Protein Kinase C (PKC) is a family of enzymes that controls the activity of other proteins in a cell by attaching chemical tags. That simple act helps determine cell survival or death. When it goes awry, a number of diseases may result. In a study published in Cell Reports, researchers at University of California, San Diego School of Medicine reveal a more accurate structure of PKC, providing new targets for fine-tuning the enzyme's activity as needed to improve human health.

"By understanding how PKC clamps itself closed, we can now look for ways to wedge it open to keep it active," said Alexandra C. Newton, PhD, professor of pharmacology. "This has great potential for developing therapies for cancer, in which keeping the enzyme in its 'on' position will promote tumor cell death. We also want to do the opposite in neurodegenerative diseases, in which we need treatments that keep neurons alive."

Researchers typically use a technique called X-ray crystallography to determine the 3D structure of proteins. But sometimes they have to make assumptions in order to fit the data together as best they can. In a 2011 study, a different research group resolved most of PKC's structure and made their best guess at how all the pieces fit together.

But that structure didn't add up with the biology of how PKC works. In collaboration with the research team of Susan Taylor, PhD, professor of pharmacology at UC San Diego School of Medicine, Newton and researchers took another look at how to connect the parts, or domains, of the enzyme. They came up with a different structure and tested it using a sophisticated cellular imaging technique to visualize whether PKC was properly packed together or not.

The researchers found that PKC's calcium-sensing (C2) domain interacts with its own tail and enzymatic domain (the part that does the chemical tagging, a process known as phosphorylation), locking the enzyme in an inactive pose. PKC begins to activate when calcium triggers the bridging of the C2 domain to the cell membrane, thus opening the enzyme for activity.

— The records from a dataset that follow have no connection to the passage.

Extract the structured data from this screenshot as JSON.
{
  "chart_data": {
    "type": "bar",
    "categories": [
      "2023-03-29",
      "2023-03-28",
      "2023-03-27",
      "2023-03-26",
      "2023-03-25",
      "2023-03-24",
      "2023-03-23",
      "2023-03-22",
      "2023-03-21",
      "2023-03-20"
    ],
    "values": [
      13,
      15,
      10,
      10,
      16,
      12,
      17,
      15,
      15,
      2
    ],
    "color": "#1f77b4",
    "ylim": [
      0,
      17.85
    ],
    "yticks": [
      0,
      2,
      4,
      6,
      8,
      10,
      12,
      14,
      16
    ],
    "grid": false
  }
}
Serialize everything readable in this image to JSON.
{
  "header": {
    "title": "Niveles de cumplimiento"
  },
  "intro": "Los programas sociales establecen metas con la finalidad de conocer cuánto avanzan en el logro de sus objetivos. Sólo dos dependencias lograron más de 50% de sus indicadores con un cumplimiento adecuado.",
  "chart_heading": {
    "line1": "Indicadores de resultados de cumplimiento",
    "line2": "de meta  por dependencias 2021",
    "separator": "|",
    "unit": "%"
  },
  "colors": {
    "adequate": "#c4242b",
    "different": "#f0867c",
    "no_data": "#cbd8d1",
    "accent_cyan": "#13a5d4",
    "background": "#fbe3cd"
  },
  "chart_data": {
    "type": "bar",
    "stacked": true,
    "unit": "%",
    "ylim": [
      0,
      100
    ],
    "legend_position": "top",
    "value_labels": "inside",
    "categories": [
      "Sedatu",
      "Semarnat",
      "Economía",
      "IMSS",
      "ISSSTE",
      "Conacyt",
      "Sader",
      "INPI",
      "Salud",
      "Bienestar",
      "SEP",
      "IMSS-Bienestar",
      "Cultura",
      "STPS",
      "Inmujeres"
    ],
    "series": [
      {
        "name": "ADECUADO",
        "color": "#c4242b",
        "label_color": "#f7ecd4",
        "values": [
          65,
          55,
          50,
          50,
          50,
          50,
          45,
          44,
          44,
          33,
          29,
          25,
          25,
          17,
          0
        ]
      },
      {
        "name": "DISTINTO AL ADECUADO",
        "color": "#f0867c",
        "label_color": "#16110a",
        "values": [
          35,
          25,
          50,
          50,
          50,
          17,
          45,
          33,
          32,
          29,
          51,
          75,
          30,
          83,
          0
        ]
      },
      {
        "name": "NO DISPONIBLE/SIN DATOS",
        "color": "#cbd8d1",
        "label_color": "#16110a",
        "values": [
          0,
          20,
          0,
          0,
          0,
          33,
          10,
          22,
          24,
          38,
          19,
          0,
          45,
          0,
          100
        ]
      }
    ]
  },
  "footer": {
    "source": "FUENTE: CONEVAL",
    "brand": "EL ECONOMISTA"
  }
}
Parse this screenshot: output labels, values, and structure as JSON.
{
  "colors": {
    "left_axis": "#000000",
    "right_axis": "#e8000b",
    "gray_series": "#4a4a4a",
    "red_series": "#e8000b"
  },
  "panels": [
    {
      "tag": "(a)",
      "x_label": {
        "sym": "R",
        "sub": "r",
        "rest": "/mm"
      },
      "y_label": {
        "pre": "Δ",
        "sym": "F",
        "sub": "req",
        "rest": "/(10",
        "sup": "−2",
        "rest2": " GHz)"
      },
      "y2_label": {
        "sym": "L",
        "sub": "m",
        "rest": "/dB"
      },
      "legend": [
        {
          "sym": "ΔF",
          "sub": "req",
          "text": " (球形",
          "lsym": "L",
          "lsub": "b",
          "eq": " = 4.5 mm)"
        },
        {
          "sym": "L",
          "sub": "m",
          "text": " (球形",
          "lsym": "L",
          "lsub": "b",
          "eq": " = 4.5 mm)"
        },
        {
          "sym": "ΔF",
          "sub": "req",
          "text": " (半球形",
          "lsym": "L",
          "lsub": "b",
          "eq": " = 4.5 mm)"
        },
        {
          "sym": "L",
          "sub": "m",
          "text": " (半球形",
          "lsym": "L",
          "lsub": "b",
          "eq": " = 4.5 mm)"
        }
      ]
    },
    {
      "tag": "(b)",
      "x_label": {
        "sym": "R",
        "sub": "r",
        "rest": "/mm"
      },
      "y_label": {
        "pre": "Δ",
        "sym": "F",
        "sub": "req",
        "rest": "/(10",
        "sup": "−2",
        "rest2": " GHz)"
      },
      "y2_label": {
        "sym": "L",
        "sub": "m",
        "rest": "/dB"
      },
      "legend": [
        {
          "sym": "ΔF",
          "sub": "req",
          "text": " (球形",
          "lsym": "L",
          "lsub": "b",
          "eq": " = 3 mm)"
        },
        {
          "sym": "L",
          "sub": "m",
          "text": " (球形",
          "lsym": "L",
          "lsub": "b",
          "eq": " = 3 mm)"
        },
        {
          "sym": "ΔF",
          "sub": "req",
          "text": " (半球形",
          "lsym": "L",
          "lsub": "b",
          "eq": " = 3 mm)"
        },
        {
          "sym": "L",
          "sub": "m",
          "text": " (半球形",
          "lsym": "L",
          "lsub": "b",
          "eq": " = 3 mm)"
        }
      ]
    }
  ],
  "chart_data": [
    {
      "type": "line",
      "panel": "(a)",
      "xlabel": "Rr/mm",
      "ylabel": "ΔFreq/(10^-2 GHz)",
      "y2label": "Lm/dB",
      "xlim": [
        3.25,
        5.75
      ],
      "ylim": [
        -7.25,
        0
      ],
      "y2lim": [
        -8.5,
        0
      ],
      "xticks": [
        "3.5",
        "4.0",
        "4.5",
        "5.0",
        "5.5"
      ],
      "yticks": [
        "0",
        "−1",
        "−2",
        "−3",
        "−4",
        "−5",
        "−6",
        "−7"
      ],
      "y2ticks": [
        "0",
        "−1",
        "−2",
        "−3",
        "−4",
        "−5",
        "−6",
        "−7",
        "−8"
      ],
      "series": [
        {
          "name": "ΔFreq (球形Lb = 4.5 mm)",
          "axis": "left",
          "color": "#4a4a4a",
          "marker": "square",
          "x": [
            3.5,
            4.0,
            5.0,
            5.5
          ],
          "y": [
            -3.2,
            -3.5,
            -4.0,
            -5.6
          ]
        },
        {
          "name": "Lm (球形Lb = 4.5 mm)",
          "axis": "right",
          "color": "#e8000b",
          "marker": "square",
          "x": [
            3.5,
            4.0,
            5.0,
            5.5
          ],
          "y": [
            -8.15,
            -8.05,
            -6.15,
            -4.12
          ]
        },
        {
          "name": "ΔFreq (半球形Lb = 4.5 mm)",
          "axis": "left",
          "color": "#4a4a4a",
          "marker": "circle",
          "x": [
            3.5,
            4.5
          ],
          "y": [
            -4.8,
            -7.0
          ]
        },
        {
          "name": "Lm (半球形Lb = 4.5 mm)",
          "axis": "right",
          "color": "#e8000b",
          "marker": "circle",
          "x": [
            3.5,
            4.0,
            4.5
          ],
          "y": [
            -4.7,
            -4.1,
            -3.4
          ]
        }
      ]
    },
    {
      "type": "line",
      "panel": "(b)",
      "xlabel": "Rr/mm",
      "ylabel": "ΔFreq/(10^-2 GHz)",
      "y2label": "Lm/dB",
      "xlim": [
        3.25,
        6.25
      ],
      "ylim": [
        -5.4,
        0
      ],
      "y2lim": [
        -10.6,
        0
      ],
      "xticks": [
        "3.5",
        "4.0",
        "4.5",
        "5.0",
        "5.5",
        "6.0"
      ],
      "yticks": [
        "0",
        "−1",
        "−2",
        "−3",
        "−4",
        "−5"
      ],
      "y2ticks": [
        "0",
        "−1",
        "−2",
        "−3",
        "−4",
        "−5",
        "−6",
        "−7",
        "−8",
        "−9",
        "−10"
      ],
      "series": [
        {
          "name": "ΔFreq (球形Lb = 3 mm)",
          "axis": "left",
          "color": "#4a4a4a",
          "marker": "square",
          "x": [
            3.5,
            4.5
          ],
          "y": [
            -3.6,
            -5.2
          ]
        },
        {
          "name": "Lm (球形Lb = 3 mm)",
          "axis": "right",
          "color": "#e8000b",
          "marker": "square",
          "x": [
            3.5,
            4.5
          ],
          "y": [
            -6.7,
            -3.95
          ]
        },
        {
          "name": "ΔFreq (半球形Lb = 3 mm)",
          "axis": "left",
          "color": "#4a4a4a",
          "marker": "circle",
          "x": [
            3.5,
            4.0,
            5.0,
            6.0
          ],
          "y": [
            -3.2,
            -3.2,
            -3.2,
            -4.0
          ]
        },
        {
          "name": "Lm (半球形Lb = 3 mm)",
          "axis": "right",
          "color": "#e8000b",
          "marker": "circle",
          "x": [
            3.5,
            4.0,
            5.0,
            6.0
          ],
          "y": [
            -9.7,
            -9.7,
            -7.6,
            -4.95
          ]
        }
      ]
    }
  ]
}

The team also validated this packing by mutating specific parts of the protein that hold the domains together, unlocking and relocking PKC between unpacked and correctly packed structures.

"Knowing the interfaces that hold PKC closed will now allow the design of small molecules that can either disrupt the interactions between PKC's domains to open up and activate the enzyme, or clamp the domains closed to prevent its activation," said first author Corina Antal, PhD, who was a graduate student in Newton's lab at the time of the study.